Qu’en dit le juge Chicoine ? Confirme-t-il ? Nie-t-il ? Google m’informe à l’instant qu’il a pris sa retraite en juillet dernier. Une soirée en son honneur fut organisée par ses collègues reconnaissants le 17 septembre dernier, à 17h30, au Club de golf de Saint-Bruno. Coût d’admission: $72.

Donc qu’il était bien vivant, au Québec, pendant les audiences de la commission. Pourtant, il n’est pas sur la liste des témoins. Le commissaire n’évoque son nom qu’au passage, sans insister. Il évite complètement de signaler l’essentiel: le fait qu’il y a un avant et un après.

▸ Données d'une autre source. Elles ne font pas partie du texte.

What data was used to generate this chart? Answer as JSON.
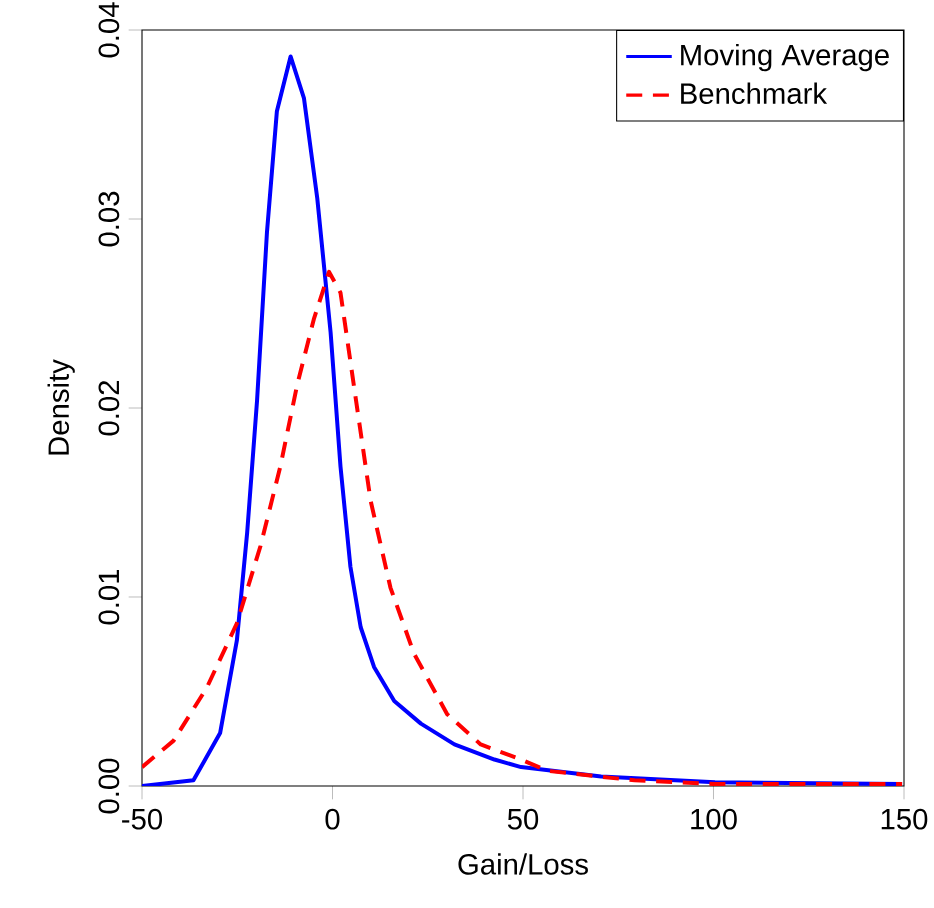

Avant, Bellemare voulait Chicoine. Après, il nomme Simard. Que se passe-t-il entre l’avant et l’après ?

Colossal

Vrai, Bellemare affirme que les pressions de Fava deviennent « colossales » en août 2003, donc avant sa rencontre présumée du 2 septembre avec Charest. Mais pourquoi sont-elles colossales ? Parce que Fava se réclame de sa relation avec Charest. Parce qu’il se dit appuyé par Charest. La rencontre du 3, selon Bellemare, confirme le caractère colossal de la pression, car, toujours selon lui, Charest confirme le rôle clé de Fava dans les nominations.

J’ai écrit ici que j’estimais que Bellemare embellissait la réalité et rapportait, de la part de Charest, des propos trop tranchés. Je prête au premier ministre plus de finesse dans ses instructions aux ministres juniors comme Bellemare.

Mais le refus de Bastarache de se pencher sur l’existence de la rencontre du 2 septembre 2003 est une déception, une faute, colossale.